In this paper, we propose a novel method NeuralNector to solve the problem of DNN component integration. In NeuralNector, we design a programmable semantic connector. The connector could 1) program a clear semantic output for the DNN component's raw output and 2) program a logical rule component meeting the semantic constraints to connect DNN components with the programmed outputs. As shown in Figure 1, by developing an easy-to-establish programmable semantic connector, an effective and adaptable DNN model integration can be achieved, allowing for seamless integration of DNN models into software systems without the need for DNN model retraining. The proposed NeuralNector significantly enhances the efficiency of software development involving deep learning models as integral components. We design comprehensive experiments to evaluate our DNN component integration approach.
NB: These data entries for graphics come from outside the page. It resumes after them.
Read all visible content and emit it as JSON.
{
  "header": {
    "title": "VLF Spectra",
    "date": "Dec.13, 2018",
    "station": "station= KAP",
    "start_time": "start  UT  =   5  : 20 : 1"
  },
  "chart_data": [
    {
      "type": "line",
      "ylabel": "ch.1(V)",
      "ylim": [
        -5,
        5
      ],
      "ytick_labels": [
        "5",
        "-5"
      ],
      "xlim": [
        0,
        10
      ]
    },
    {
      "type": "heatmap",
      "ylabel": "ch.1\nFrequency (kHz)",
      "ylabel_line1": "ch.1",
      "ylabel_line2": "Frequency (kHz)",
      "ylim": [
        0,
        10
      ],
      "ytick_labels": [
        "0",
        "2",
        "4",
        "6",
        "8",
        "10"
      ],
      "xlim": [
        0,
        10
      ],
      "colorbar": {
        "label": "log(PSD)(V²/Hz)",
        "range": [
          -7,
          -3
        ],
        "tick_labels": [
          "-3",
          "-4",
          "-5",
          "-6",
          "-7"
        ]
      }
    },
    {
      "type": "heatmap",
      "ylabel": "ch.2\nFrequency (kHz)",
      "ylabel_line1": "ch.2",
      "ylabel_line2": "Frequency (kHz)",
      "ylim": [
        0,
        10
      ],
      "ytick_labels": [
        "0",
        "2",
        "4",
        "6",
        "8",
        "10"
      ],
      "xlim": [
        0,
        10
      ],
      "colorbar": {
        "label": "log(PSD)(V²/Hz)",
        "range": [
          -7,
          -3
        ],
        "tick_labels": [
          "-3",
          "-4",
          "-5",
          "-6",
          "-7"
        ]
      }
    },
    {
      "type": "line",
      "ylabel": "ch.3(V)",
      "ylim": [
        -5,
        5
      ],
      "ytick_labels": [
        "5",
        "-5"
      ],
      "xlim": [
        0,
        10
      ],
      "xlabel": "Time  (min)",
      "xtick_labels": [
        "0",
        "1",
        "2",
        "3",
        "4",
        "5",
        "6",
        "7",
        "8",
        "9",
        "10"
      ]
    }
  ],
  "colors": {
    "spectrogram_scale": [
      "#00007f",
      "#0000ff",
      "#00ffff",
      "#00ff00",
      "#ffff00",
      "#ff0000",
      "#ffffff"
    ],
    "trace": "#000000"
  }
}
The evaluation primarily focuses on the classification of transportation and animals from the PASCAL VOC dataset. The concepts from PASCAL are listed in Table 1.
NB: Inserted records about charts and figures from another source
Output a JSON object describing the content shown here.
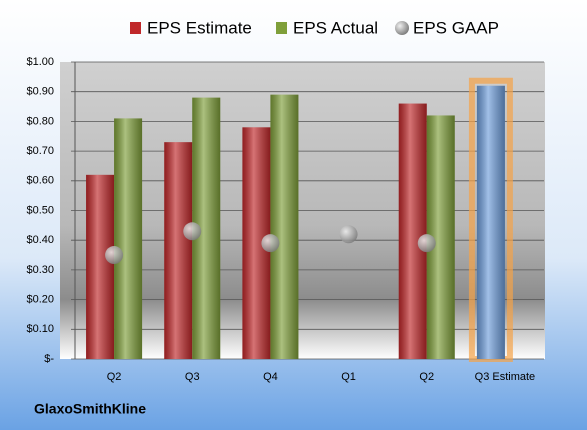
{
  "chart_data": {
    "type": "bar",
    "annotation": "GlaxoSmithKline",
    "categories": [
      "Q2",
      "Q3",
      "Q4",
      "Q1",
      "Q2",
      "Q3 Estimate"
    ],
    "series": [
      {
        "name": "EPS Estimate",
        "color": "#c0282a",
        "point_colors": [
          null,
          null,
          null,
          null,
          null,
          "#6f9edb"
        ],
        "values": [
          0.62,
          0.73,
          0.78,
          null,
          0.86,
          0.92
        ]
      },
      {
        "name": "EPS Actual",
        "color": "#7f9f3a",
        "values": [
          0.81,
          0.88,
          0.89,
          null,
          0.82,
          null
        ]
      },
      {
        "name": "EPS GAAP",
        "color": "#9a9a9a",
        "marker": "sphere",
        "values": [
          0.35,
          0.43,
          0.39,
          0.42,
          0.39,
          null
        ]
      }
    ],
    "highlight_glow": "#f5a347",
    "ylim": [
      0,
      1
    ],
    "yticks": [
      {
        "value": 0,
        "label": "$-"
      },
      {
        "value": 0.1,
        "label": "$0.10"
      },
      {
        "value": 0.2,
        "label": "$0.20"
      },
      {
        "value": 0.3,
        "label": "$0.30"
      },
      {
        "value": 0.4,
        "label": "$0.40"
      },
      {
        "value": 0.5,
        "label": "$0.50"
      },
      {
        "value": 0.6,
        "label": "$0.60"
      },
      {
        "value": 0.7,
        "label": "$0.70"
      },
      {
        "value": 0.8,
        "label": "$0.80"
      },
      {
        "value": 0.9,
        "label": "$0.90"
      },
      {
        "value": 1,
        "label": "$1.00"
      }
    ],
    "grid": true
  }
}
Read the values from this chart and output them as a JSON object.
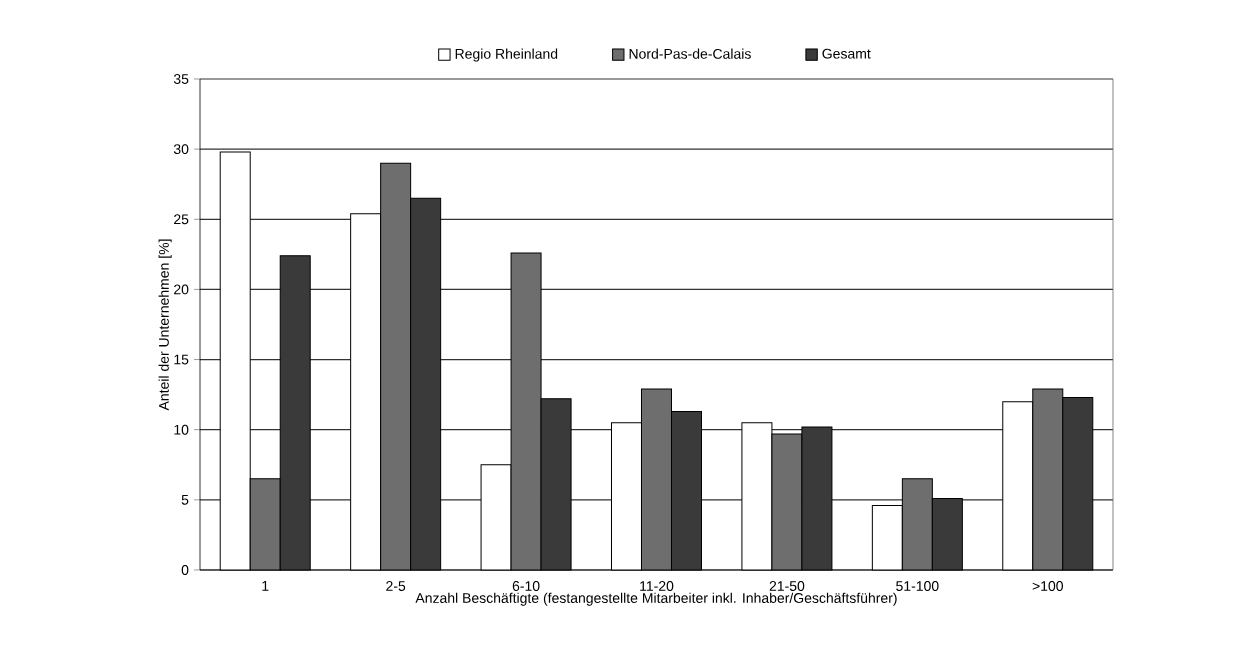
{
  "chart_data": {
    "type": "bar",
    "categories": [
      "1",
      "2-5",
      "6-10",
      "11-20",
      "21-50",
      "51-100",
      ">100"
    ],
    "series": [
      {
        "name": "Regio Rheinland",
        "color": "#ffffff",
        "values": [
          29.8,
          25.4,
          7.5,
          10.5,
          10.5,
          4.6,
          12.0
        ]
      },
      {
        "name": "Nord-Pas-de-Calais",
        "color": "#6e6e6e",
        "values": [
          6.5,
          29.0,
          22.6,
          12.9,
          9.7,
          6.5,
          12.9
        ]
      },
      {
        "name": "Gesamt",
        "color": "#3a3a3a",
        "values": [
          22.4,
          26.5,
          12.2,
          11.3,
          10.2,
          5.1,
          12.3
        ]
      }
    ],
    "xlabel": "Anzahl Beschäftigte (festangestellte Mitarbeiter inkl. Inhaber/Geschäftsführer)",
    "ylabel": "Anteil der Unternehmen [%]",
    "ylim": [
      0,
      35
    ],
    "yticks": [
      0,
      5,
      10,
      15,
      20,
      25,
      30,
      35
    ],
    "grid": "y",
    "legend": "top"
  }
}
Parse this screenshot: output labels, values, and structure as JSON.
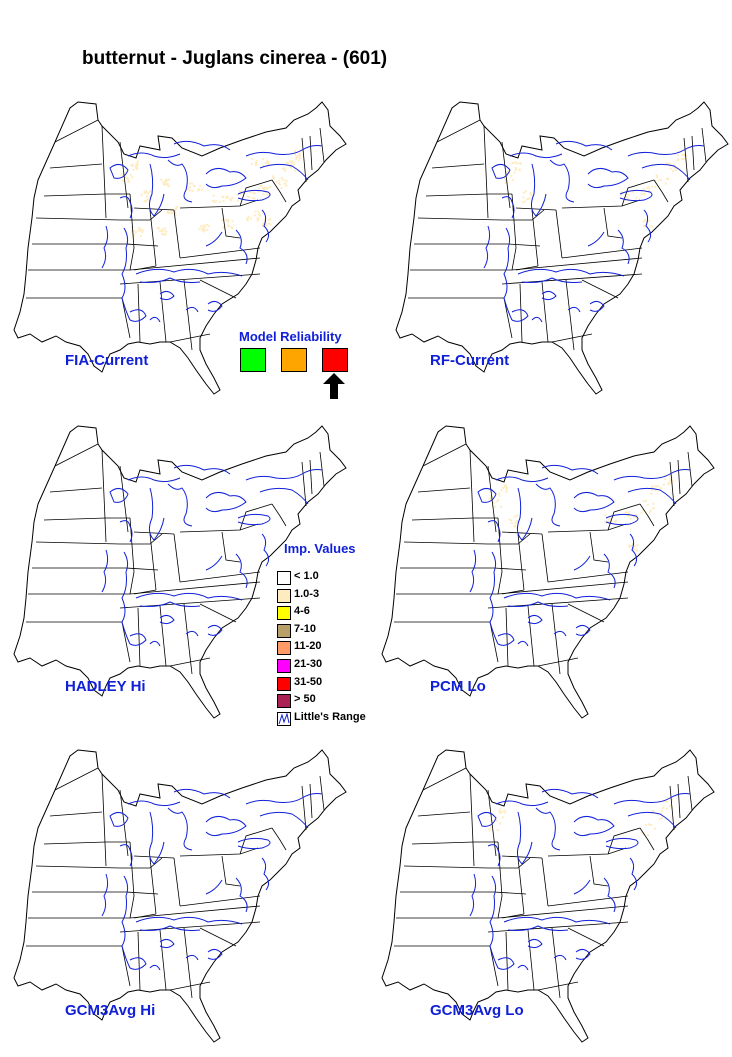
{
  "title": "butternut - Juglans cinerea - (601)",
  "maps": [
    {
      "label": "FIA-Current",
      "density": "high"
    },
    {
      "label": "RF-Current",
      "density": "medium"
    },
    {
      "label": "HADLEY Hi",
      "density": "none"
    },
    {
      "label": "PCM Lo",
      "density": "medium"
    },
    {
      "label": "GCM3Avg Hi",
      "density": "none"
    },
    {
      "label": "GCM3Avg Lo",
      "density": "low"
    }
  ],
  "model_reliability": {
    "title": "Model Reliability",
    "levels": [
      {
        "color": "#00ff00"
      },
      {
        "color": "#ffa500"
      },
      {
        "color": "#ff0000",
        "selected": true
      }
    ]
  },
  "legend": {
    "title": "Imp. Values",
    "items": [
      {
        "label": "< 1.0",
        "color": "#ffffff"
      },
      {
        "label": "1.0-3",
        "color": "#ffebc0"
      },
      {
        "label": "4-6",
        "color": "#ffff00"
      },
      {
        "label": "7-10",
        "color": "#b8a068"
      },
      {
        "label": "11-20",
        "color": "#ff9966"
      },
      {
        "label": "21-30",
        "color": "#ff00ff"
      },
      {
        "label": "31-50",
        "color": "#ff0000"
      },
      {
        "label": "> 50",
        "color": "#aa2255"
      }
    ],
    "range_label": "Little's Range",
    "range_color": "#1020d8"
  }
}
Programmable Semantic Connector The training accuracy of each semantic concept extractor is listed in Table 1. Several selected concepts and their observations are depicted in Figure 2. The accuracy of the logical rule component reaches 97.6%, demonstrating that our concept setting is reasonable and that a logical relationship exists between the concept and the original label.
DNN components integration We use three classic DNN structures to construct components MA and MB, and build the corresponding programmable semantic connector for each component pair. The results of each DNN structure are shown in Table 2. The results show that our approach can be used for DNN component integration without an excessive focus on the DNN architecture, indicating the compatibility of our approach.
Data requirements and transferability of concepts To make the programmable semantic connector practical, we evaluate the performances of concept extractors trained on a smaller dataset (10% of the training data). The results are listed in Table 3. Even with only one-tenth of the original data available, the average accuracy is not significantly affected (93.9% down to 92.0%). We also evaluate the transferability of the concept extractors. The process of this experiment is illustrated in Figure 3. The accuracy of the DNN component MC is 94%. After integrating it with MB, which has a training accuracy of 97.7%, the accuracy for the 12 categories reaches 85.8%. This result indicates that the representations from the DNN component effectively extract common and dataset-independent semantic information from the samples, and the proposed method capitalizes on this advantage to exhibit transferability.
In summary, we presented a novel approach for integrating DNN components via a programmable semantic connector. The extensive evaluation demonstrated the effectiveness and compatibility of our approach across various datasets, DNN architectures, and practical scenarios. The semantic concept extractors can be programmed with limited data and possess strong transferability to other DNN components. To this end, our approach shows new possibilities for efficient model integration and adaptation from a software engineering perspective, pushing the development of DNN components toward a mass production paradigm.